Para pendeta akan menempatkan mereka yang telah meninggal di dalam kotak kayu setelah dimumikan.

Kotak tersebut dihiasi hieroglif dan sarkofagus disegel, lalu dikubur di pekuburan yang tersebar di atas dan di bawah pasir.

Dikutip dari Science Alert, Minggu (29/11/2020), arkeolog telah menemukan 160 peti mati dalam beberapa bulan terakhir ini.

Rencananya mumi-mumi itu akan disebar ke sejumlah museum di Mesir.

Beberapa peti mumi itu juga dibuka untuk memeriksa mumi di dalamnya.

Menurut ahli, beberapa makam Saqqara memiliki kutukan yang tertulis di dinding.

Kutukan ini sepertinya merupakan peringatan bagi para penyusup.

Egyptologist di American University di Kairo, Salim Ikram pada tahun lalu menganalisis beberapa mumi hewan yang ditemukan di Saqqara.

Ikram mengatakan ‘kutukan’ yang dimaksudkan adalah mayoritas peringatan yang tertulis di makam itu untuk mencegah penyusup yang bermaksud menodai tempat peristirahatan mumi.

“Umumnya, peringatan itu menyatakan bahwa jika kuburan dimasuki oleh orang yang tidak suci (baik tubuh atau niat), maka semoga para dewa menghukum para pelanggar dan meremas lehernya seperti angsa,” tulis Ikram dalam email kepada Business Insider.

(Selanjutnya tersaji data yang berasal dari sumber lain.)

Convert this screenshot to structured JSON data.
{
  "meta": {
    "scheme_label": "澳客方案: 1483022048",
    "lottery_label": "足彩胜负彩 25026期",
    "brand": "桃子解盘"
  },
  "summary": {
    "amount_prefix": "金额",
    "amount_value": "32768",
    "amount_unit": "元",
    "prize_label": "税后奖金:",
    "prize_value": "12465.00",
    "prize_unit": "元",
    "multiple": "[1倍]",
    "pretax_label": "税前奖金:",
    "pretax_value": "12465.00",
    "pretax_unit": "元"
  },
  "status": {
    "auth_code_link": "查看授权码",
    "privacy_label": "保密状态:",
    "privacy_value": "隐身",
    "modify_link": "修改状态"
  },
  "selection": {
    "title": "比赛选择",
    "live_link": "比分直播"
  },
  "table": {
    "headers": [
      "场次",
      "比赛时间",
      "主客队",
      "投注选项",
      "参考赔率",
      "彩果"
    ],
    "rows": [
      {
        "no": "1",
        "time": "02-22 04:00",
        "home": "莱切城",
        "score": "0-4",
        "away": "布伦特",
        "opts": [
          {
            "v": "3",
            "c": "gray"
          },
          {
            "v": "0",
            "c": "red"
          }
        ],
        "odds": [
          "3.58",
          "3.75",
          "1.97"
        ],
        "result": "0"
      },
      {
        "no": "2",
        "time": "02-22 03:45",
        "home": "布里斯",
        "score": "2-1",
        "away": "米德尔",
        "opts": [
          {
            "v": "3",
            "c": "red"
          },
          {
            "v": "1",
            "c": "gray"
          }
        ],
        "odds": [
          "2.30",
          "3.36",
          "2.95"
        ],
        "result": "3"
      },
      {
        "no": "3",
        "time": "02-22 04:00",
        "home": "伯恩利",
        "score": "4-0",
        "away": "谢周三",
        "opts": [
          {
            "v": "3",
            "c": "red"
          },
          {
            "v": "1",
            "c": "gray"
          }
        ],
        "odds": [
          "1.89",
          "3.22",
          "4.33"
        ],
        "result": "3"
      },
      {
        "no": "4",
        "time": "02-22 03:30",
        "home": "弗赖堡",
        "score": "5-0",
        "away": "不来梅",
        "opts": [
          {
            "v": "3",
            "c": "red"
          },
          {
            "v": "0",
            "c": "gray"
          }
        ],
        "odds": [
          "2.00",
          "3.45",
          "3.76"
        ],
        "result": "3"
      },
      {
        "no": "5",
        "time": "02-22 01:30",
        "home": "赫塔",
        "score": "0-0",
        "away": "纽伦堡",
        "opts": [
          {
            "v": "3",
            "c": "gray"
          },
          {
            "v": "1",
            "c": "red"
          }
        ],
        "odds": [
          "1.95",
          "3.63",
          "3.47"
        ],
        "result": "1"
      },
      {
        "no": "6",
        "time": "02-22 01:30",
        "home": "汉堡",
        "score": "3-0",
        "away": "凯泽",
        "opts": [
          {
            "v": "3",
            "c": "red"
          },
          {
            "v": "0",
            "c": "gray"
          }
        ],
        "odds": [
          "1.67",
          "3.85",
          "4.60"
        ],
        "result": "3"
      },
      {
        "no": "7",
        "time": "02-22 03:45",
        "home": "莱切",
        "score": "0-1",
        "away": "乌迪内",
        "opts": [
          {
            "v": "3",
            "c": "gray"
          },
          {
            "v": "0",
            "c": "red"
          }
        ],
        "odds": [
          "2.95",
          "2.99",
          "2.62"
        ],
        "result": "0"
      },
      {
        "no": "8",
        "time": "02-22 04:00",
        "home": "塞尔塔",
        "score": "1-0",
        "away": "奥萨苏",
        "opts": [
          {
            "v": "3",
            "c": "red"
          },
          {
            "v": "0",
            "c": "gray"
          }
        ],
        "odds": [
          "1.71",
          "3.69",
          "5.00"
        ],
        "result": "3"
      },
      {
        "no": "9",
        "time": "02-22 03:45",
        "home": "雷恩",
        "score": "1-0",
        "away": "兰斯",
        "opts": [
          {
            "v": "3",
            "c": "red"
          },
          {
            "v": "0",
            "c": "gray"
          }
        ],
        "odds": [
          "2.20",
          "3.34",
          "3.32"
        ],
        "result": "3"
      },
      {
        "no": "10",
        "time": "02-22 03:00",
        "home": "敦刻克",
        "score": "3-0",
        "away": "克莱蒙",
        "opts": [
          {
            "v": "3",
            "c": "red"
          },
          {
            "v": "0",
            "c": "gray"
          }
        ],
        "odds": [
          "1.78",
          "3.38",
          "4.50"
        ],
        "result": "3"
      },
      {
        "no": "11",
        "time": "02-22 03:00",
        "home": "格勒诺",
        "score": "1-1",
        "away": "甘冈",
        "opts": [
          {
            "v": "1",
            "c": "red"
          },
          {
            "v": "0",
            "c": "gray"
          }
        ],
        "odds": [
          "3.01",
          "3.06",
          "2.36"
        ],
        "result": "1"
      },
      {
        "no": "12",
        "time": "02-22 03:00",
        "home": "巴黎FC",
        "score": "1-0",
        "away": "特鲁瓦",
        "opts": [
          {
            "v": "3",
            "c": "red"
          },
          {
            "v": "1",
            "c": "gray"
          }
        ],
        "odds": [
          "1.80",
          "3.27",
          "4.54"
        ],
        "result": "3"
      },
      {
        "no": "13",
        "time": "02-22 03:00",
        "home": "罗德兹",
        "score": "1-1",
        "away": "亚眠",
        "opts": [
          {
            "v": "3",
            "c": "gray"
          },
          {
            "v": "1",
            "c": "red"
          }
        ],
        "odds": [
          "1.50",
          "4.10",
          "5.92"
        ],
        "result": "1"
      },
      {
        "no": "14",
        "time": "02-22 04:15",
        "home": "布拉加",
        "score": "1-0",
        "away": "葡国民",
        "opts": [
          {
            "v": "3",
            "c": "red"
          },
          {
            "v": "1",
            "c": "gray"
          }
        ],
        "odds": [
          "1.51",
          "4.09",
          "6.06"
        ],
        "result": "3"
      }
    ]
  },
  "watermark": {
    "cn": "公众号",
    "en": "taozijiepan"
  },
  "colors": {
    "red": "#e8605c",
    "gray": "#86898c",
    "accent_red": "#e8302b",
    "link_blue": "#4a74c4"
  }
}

Ikram menjelaskan ada kutukan yang ditemukan di makam Perdana Menteri Ankhmahor, pejabat firaun yang hidup lebih dari 4.000 tahun lalu, selama dinasti ke-6 Mesir.

Dia dimakamkan di mastaba, kuburan di atas tanah berbentuk kotak persegi panjang.

Mastabas serupa dibangun di seluruh Mesir, termasuk di dekat piramida Giza.

Kutukan yang tertulis di makam Saqqara itu untuk melindungi Ankhmahor, untuk memperingatkan siapapun yang melakukan pelanggaran terhadap makam mumi tersebut.

Dalam kutukan itu juga tertulis, bahwa perdana menteri ini menyisipkan mantra dan sihir rahasia, serta mengancam para penyusup yang berniat tidak baik dengan ‘ketakutan melihat hantu’.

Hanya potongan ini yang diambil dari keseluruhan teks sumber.